To turn DAWG files back into .txt files
dawg2wordlist eng.unicharset eng.word-dawg wordlistfile.txt
There are several different types of DAWG files and each is optional so you can replace only the ones you want. These two are most common:
<lang>.word-dawg: A dawg made from dictionary words from the language.
<lang>.freq-dawg: A dawg made from the most frequent words which would have gone into word-dawg.

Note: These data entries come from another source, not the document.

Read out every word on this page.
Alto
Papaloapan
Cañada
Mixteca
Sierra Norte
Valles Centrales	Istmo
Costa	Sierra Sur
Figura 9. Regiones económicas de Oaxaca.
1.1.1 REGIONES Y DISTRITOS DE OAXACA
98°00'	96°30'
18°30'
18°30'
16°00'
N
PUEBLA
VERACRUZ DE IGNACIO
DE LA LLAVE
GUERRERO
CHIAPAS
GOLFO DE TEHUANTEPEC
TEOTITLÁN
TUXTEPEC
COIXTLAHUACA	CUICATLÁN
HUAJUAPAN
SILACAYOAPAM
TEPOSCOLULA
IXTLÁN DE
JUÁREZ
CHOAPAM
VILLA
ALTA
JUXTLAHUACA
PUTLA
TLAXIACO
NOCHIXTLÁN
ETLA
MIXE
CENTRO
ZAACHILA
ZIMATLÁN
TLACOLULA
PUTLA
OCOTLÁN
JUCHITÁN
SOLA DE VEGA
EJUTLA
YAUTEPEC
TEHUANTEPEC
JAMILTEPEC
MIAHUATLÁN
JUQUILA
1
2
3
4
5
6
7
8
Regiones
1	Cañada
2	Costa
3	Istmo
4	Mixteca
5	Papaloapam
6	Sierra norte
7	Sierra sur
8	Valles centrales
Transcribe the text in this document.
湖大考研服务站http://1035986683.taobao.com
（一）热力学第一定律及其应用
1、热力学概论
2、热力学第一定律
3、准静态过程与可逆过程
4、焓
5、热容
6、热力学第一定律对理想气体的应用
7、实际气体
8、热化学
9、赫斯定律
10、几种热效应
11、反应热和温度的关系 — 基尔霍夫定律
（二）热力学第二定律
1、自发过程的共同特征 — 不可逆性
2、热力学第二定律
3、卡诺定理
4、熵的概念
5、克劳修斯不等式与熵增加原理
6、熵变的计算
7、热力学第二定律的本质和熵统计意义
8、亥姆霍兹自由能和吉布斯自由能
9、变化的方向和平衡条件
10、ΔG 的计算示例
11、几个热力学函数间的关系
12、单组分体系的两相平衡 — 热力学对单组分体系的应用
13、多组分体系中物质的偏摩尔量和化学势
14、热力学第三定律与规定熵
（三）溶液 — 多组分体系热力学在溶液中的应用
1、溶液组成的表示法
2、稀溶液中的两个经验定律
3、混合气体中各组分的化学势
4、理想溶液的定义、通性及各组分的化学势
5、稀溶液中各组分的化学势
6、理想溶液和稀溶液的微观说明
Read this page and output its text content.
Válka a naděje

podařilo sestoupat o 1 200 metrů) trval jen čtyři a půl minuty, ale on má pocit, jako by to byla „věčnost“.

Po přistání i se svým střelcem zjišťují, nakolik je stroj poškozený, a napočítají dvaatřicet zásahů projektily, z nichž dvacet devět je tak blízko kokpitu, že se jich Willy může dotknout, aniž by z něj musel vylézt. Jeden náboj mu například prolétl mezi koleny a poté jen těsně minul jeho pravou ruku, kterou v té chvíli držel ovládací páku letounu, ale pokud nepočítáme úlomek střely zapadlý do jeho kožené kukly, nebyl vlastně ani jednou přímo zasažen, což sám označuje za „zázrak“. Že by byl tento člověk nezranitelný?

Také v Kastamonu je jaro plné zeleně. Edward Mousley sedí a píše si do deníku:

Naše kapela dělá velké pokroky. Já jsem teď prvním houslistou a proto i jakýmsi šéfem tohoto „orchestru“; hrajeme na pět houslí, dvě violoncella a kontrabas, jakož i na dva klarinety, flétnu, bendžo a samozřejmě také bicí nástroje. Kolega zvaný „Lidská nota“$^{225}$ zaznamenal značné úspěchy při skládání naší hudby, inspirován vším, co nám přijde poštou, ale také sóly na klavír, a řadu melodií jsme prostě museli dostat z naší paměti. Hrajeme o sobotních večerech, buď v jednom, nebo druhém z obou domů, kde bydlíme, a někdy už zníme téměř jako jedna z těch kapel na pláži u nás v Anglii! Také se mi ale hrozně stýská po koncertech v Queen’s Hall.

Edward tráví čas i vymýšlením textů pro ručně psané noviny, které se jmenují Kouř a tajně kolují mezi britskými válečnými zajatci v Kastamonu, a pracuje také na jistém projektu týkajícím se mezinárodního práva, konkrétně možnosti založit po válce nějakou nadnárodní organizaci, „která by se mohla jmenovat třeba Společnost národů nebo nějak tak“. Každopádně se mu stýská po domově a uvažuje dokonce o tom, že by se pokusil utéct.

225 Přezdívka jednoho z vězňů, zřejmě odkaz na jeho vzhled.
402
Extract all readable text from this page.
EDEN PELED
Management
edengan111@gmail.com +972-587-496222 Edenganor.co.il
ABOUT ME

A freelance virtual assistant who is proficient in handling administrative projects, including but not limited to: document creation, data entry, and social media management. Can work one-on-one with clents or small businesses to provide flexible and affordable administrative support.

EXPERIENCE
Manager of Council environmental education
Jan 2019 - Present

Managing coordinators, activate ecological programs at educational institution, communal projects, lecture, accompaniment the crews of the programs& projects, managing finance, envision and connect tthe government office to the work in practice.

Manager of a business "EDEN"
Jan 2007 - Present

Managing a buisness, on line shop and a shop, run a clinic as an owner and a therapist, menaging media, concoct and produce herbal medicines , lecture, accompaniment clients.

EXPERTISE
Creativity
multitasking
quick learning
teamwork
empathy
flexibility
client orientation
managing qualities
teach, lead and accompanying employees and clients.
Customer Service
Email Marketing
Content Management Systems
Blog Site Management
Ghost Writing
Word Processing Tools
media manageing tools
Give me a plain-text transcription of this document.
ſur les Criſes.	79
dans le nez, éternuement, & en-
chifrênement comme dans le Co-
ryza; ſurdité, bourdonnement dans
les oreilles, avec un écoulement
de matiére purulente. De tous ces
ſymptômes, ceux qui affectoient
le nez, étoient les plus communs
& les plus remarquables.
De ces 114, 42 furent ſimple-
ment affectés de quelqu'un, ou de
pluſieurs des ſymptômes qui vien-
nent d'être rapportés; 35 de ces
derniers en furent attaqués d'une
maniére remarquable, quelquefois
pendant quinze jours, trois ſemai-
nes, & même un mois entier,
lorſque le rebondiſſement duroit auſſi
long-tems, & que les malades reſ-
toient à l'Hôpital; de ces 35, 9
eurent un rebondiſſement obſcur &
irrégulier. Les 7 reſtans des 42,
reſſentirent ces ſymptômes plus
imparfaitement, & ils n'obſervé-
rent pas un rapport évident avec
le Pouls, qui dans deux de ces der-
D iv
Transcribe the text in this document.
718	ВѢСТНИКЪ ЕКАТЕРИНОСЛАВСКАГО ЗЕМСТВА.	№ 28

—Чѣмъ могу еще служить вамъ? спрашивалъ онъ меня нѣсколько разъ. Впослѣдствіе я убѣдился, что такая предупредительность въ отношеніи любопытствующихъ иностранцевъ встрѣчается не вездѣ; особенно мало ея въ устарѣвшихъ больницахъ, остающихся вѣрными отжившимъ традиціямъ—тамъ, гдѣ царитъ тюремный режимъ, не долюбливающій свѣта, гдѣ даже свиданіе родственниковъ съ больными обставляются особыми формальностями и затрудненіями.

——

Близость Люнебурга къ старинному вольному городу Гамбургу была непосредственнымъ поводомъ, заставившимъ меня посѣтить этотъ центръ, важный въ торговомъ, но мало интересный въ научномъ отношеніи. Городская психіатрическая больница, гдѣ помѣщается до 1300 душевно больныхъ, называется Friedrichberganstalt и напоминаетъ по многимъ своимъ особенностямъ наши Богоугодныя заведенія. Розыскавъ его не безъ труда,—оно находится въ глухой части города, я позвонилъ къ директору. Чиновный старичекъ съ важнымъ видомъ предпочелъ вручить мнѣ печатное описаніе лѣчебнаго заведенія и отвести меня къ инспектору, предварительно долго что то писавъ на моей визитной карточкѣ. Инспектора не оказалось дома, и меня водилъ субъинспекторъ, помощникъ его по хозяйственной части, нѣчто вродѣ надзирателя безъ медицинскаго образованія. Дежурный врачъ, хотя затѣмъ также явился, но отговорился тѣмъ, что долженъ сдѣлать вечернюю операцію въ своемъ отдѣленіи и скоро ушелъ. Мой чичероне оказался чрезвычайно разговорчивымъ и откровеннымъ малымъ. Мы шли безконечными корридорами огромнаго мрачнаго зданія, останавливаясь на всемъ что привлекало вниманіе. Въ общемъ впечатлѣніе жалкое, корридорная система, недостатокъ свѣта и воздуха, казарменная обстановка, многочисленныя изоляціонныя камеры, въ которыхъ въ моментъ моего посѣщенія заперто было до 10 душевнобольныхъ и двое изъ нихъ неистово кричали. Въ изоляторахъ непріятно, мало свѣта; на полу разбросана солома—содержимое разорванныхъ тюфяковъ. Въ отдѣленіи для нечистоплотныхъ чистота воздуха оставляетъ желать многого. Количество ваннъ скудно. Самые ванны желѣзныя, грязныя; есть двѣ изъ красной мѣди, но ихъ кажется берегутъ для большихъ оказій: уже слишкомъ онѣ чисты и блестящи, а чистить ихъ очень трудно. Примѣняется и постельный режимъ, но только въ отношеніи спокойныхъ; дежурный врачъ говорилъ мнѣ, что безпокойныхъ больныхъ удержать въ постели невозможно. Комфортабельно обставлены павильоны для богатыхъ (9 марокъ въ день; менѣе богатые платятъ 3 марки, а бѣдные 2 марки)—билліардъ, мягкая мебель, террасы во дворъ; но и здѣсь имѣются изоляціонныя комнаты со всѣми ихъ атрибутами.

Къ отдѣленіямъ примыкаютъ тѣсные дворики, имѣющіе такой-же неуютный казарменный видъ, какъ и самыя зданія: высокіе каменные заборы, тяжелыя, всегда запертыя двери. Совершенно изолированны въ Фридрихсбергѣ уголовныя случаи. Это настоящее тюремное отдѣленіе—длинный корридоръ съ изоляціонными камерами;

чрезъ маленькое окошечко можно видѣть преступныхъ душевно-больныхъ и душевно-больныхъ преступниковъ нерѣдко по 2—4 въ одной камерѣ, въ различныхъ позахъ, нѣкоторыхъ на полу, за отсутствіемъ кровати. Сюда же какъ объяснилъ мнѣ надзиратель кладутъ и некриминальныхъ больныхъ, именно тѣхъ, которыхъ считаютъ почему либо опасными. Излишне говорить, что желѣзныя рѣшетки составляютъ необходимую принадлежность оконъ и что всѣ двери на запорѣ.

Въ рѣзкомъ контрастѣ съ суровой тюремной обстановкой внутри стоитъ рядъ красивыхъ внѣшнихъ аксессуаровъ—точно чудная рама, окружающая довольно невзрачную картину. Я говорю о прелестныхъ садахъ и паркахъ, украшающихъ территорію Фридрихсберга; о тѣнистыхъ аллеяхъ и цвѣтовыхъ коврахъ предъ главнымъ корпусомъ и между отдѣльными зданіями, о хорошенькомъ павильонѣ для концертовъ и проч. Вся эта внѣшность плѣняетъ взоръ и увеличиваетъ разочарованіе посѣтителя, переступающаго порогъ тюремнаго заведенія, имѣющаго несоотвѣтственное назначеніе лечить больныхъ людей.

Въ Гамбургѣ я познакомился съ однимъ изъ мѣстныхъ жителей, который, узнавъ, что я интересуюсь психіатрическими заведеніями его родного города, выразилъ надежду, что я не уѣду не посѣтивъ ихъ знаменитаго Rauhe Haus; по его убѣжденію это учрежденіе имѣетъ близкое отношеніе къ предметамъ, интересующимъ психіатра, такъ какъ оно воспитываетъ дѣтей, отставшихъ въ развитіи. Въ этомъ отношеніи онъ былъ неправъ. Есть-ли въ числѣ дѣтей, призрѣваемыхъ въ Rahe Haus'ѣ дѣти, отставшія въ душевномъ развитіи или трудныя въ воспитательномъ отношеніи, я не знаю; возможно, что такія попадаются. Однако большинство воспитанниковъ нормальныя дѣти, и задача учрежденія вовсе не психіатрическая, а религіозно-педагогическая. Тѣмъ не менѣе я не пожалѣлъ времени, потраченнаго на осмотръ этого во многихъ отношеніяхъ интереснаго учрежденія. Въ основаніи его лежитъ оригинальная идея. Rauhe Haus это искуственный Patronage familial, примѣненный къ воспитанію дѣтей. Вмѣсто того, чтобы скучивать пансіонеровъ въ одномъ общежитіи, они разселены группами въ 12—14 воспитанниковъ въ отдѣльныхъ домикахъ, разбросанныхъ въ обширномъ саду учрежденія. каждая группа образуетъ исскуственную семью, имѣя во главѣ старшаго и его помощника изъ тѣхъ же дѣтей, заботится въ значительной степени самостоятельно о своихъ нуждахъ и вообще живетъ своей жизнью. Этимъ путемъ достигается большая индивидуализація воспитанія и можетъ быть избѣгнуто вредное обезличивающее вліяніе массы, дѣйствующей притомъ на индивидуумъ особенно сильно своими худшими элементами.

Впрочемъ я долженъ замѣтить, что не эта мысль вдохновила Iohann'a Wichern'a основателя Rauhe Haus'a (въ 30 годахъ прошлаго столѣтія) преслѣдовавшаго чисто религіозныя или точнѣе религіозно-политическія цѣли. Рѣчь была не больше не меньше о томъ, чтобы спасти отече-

3. Run unicharset_extractor on the boxfiles, which should be called /eng.unicharset Edit them to recognize / misrecognize letters as you like, and resave them using box editor
4. Once you have your new boxfiles, either use the moshpytt autotrain.py script or use combine_tessdata utility to manually pack them back into a new set of <lang>.traineddata file.
To use new training data:
tesseract <inputfilename> <outputfilename> -l <lang>
Independent Research: Sonification
1. Experiments with digital sound -> digital image To use sox to create raw audio files, first we make sure the file is in an uncompressed format So: use ffmpeg to turn mp3 to a signed 16 bit wav file
ffmpeg -i audio.mp3 -acodec pcm_s16le -ar 44100 FaxMachine.wav
audio -> image use imagemagick to convert raw audio file to gif or other image file
image -> audio use imagemagick to convert image file back to raw file, use sox to play raw file
play -b 16 --endian little -e signed -r 44100 -c 1 FaxMachine.gif.raw
to save as wav file
sox -r 44100 -e unsigned -b 8 -c 1 <RAW_FILE> <TARGET_FILE>
2. Independent research on spectrograms
A spectrogram is:
A visual representation of the spectrum of frequencies of sound or other signal as they vary with time. Spectrograms are sometimes called spectral waterfalls, voiceprints, or voicegrams. Spectrograms can be used to identify spoken words phonetically, and to analyse the various calls of animals. They are used extensively in the development of the fields of music, sonar, radar, and speech processing, seismology, and others. (https://en.wikipedia.org/wiki/Spectrogram)
I found out sox can produce spectrograms from wav files:
sox <inputfile.wav> -n spectrogram -o <outputfile.png>
Arss is a program which can analyse wav files, produce spectrograms and then decode them back into sound: http://arss.sourceforge.net/examples.shtml
- New things this trimester: python, nltk, machine learning concepts, algorithmic literature, using git, building the book scanner, pure / raw data
- Explored what I wanted from last trimester: language, value systems in software, designing the rules and not the output > LOVED this. I really enjoy not having full control of the outcome.
- To get into in the future:
- performative and material aspects of software
- more on machine learning / data mining / algorithmic bias / the idea that tech is ever value neutral (again, questioning seamlessness and transparency)
- ref: http://aiweirdness.com
- ref: http://www.mondotheque.be/wiki/index.php/A_bag_but_is_language_nothing_of_words
"Whether speaking of bales of cotton, barrels of oil, or bags of words, what links these subjects [mining processes] is the way in which the notion of "raw material" obscures the labor and power structures employed to secure them. "Raw" is always relative: "purity" depends on processes of "refinement" that typically carry social/ecological impact. Stripping language of order is an act of "disembodiment", detaching it from the acts of writing and reading. The shift from (human) reading to machine reading involves a shift of responsibility from the individual human body to the obscured responsibilities and seemingly inevitable forces of the "machine", be it the machine of a market or the machine of an algorithm."